About a month ago I asked a friend if he was using any automations as part of his daily work. In response, he said he hadn’t used much AI other than the obligatory chatbots, and that he felt behind. It made me think about what I take for granted in my own AI use, and really ignited my curiosity about how everyone else is using AI.
As a designer, what do you do in these circumstances? You ask people. So, I made a survey on how people use AI at work and how they feel about it. This survey was sent to friends and a few other social and professional groups that I’m in.
107 people took the survey. High level findings: people are using a lot of AI at work, and AI replaces or augments the main work that they do. Respondents like it, and most surprisingly, software engineers who use AI to do a lot of their core work still think using AI makes them more valuable. One caveat is that these respondents are AI enthusiasts, so if anything these numbers are the current ceiling, not the average. Here are the full results:
A note on methodology and my own AI use
This being a survey about AI, I wanted to be really cognizant about how I use AI in this process. Overall, the start to finish took over a month. A few days to write the survey. One week of procrastination. A little over two weeks of result collection, and about a week of result analysis.
The initial survey was written in conjunction with Claude. I penned down a very rough first draft, fleshed out the structure with Claude, and iterated question by question until we got it tight. I knew from the beginning that the survey needed to be 15 questions or less, so the main decision points were making sure each question pulled its own weight, and balancing the types of questions so I got both comparable data points and rich insights.
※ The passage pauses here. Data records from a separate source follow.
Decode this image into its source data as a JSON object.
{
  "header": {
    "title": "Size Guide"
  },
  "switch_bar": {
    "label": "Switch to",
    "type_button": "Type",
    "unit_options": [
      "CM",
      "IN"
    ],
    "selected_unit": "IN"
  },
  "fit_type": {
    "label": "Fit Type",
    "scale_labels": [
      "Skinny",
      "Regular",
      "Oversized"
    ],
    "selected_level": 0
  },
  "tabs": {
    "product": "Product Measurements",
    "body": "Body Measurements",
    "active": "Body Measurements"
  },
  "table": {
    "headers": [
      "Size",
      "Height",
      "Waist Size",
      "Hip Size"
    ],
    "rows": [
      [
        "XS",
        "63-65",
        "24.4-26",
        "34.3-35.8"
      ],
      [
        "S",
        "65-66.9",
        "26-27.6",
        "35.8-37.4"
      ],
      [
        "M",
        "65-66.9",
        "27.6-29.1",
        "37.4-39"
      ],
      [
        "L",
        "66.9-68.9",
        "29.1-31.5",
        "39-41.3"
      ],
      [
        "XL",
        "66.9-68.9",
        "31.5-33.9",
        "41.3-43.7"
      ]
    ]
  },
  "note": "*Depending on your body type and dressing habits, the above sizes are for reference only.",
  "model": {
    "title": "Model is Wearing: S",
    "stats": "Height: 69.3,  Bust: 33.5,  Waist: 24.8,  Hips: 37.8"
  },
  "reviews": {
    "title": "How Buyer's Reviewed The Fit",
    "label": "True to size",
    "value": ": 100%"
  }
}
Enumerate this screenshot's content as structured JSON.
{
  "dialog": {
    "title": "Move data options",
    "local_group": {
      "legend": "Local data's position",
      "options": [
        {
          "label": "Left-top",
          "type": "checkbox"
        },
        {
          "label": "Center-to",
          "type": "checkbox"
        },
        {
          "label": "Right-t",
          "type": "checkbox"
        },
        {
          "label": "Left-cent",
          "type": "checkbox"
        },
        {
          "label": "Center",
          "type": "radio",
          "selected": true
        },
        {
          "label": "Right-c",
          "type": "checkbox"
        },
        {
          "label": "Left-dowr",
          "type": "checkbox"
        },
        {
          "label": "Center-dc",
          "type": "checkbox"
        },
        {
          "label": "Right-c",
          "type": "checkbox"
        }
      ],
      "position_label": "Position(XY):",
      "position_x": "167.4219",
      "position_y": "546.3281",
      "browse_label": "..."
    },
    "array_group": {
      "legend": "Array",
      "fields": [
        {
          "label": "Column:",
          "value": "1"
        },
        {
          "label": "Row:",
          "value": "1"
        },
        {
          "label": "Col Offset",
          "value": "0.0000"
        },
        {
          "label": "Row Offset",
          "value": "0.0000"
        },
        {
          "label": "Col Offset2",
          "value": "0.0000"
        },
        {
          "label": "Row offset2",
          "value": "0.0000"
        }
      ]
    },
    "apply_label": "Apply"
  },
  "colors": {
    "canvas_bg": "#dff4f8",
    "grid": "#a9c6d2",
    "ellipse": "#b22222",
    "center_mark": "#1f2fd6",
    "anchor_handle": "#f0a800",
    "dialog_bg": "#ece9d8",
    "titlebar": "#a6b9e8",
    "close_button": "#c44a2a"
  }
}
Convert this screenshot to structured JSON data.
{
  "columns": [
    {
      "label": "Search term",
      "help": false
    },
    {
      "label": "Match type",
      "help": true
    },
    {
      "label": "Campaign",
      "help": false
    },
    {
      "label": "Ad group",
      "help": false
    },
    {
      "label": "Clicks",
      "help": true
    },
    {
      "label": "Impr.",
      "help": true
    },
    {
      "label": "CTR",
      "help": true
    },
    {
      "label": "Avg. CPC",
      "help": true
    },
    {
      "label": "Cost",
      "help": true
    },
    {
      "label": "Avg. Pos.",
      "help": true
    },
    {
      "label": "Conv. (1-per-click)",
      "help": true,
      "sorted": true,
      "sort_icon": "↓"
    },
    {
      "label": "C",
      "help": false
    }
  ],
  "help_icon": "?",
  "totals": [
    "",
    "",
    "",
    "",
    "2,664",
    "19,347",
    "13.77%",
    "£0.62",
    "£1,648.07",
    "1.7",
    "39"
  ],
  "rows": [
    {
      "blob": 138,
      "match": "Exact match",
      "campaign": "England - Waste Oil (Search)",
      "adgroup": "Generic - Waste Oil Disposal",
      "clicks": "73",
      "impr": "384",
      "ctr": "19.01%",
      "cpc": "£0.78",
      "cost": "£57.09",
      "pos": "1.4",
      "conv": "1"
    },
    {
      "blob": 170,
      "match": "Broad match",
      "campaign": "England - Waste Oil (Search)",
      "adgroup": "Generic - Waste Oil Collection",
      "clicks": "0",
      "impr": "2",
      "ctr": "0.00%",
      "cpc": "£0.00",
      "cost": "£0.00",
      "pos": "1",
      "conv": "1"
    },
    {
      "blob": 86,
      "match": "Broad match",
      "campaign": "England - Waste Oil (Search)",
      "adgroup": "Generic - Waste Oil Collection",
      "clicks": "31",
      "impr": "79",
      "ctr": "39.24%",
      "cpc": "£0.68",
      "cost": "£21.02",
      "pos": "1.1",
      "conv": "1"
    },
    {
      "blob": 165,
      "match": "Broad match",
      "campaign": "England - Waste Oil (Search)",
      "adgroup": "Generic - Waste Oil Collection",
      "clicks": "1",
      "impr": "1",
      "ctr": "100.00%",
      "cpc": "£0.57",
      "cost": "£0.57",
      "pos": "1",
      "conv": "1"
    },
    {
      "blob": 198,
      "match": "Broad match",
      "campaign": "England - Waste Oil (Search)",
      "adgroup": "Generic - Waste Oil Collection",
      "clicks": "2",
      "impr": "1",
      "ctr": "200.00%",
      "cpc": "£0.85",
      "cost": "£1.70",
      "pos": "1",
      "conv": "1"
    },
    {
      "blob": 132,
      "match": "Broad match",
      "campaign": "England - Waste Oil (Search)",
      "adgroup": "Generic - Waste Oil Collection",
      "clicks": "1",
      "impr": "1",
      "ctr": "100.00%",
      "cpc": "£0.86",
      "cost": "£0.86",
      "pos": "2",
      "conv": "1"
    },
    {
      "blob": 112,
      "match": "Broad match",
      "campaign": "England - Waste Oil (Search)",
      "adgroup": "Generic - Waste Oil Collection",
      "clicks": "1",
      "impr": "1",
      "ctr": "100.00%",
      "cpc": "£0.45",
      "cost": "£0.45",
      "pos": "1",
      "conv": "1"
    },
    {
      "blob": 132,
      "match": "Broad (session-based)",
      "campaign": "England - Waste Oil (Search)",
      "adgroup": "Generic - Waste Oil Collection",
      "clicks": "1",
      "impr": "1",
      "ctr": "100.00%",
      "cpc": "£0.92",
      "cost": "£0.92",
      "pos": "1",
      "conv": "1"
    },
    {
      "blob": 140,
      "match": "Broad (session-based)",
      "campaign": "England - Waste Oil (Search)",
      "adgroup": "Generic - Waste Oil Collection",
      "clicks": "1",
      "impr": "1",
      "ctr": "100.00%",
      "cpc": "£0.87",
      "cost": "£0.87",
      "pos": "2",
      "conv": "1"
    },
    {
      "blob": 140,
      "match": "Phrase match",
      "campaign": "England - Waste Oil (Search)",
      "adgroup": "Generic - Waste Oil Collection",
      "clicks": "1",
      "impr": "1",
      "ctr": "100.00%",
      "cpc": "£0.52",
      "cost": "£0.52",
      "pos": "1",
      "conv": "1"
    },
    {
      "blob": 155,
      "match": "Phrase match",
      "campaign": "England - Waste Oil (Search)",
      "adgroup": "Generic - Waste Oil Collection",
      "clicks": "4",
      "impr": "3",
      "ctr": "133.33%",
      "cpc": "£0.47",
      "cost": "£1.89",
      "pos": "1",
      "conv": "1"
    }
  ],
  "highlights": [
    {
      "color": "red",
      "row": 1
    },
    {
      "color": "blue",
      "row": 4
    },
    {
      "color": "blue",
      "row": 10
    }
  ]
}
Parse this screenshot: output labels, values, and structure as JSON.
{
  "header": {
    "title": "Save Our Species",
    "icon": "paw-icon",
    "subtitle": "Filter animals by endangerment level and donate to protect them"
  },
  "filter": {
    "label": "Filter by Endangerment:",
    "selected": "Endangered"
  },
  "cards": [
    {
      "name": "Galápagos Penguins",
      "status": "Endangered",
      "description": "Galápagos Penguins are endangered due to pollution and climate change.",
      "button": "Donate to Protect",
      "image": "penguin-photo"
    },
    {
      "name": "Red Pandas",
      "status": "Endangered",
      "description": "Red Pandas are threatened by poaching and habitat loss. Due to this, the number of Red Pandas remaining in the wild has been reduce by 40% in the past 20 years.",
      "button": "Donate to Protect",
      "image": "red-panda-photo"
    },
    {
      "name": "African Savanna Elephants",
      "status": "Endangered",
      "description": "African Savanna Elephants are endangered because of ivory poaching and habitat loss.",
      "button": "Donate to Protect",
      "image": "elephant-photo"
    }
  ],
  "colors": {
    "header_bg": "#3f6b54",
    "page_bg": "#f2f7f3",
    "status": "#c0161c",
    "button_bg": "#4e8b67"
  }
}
An important precursor to analyzing the results was registering my hypotheses. I knew that once I set eyes on the results my “findings” would be colored, so it was important to figure out what I expected. From the initial survey I got Claude to ask me a bunch of questions about my expectations. I answered each one of them and registered what I thought the answers would be. The results turned out pretty much in line with the hypotheses, differing in magnitude, with the exception of the finding above where the people who do their core work with AI still find that using AI makes them more valuable.
Analyzing the results took a few passes. The first was making sense of all the quantitative responses. My tool of choice for this is Jupyter notebook, and I used Codex and Copilot to help build most of the notebook out. I first graphed out every question, then broke each one down by demographics.
Once I was satisfied with all the quant data, I then took a pass on the qualitative ones. I first read them individually to get a sense of what the overall picture looked like. Then, with Claude, we coded the rows together. This was an iterative process of asking Claude to come up with the code book, me going through row by row to see if it fit, and iterating with Claude to refine both the coding and the code book. I thought this would be easy with AI; it was easier, but it was also tedious. To finish off, the transformed data was brought back into Jupyter and graphed.
When everything was done, I looked through all the graphs and wrote down everything that stood out to me. After that, I handed an AI all the data and my findings, and fleshed them out. I ended up with about 3 pages of bullet points.
To construct the final deck you see above, I first highlighted the most compelling findings and then worked with Claude to construct a narrative arc for a presentation. The deck was created in Google Slides by hand, alas. The charts were created in Google Sheets with data extracted from the source worksheet by Cowork.
It was fun, interesting, and ended up being a lot more work than I had expected. I would say that I benefitted immensely from having AI as a collaborator on both the thinking and the tedium of this exercise. AI is not always or even often right, but by having it give me something to edit and start from, it has made it easier to keep making progress. Without AI, I wouldn’t have been able to achieve the amount of rigor, and frankly just spend the amount of time and effort on a project like this.
So was my friend right about being behind? Depends on who he compares himself against. Yes if it’s against the bleeding edge of AI adoption. And an empathetic no, because managing humans is not something AI is good at.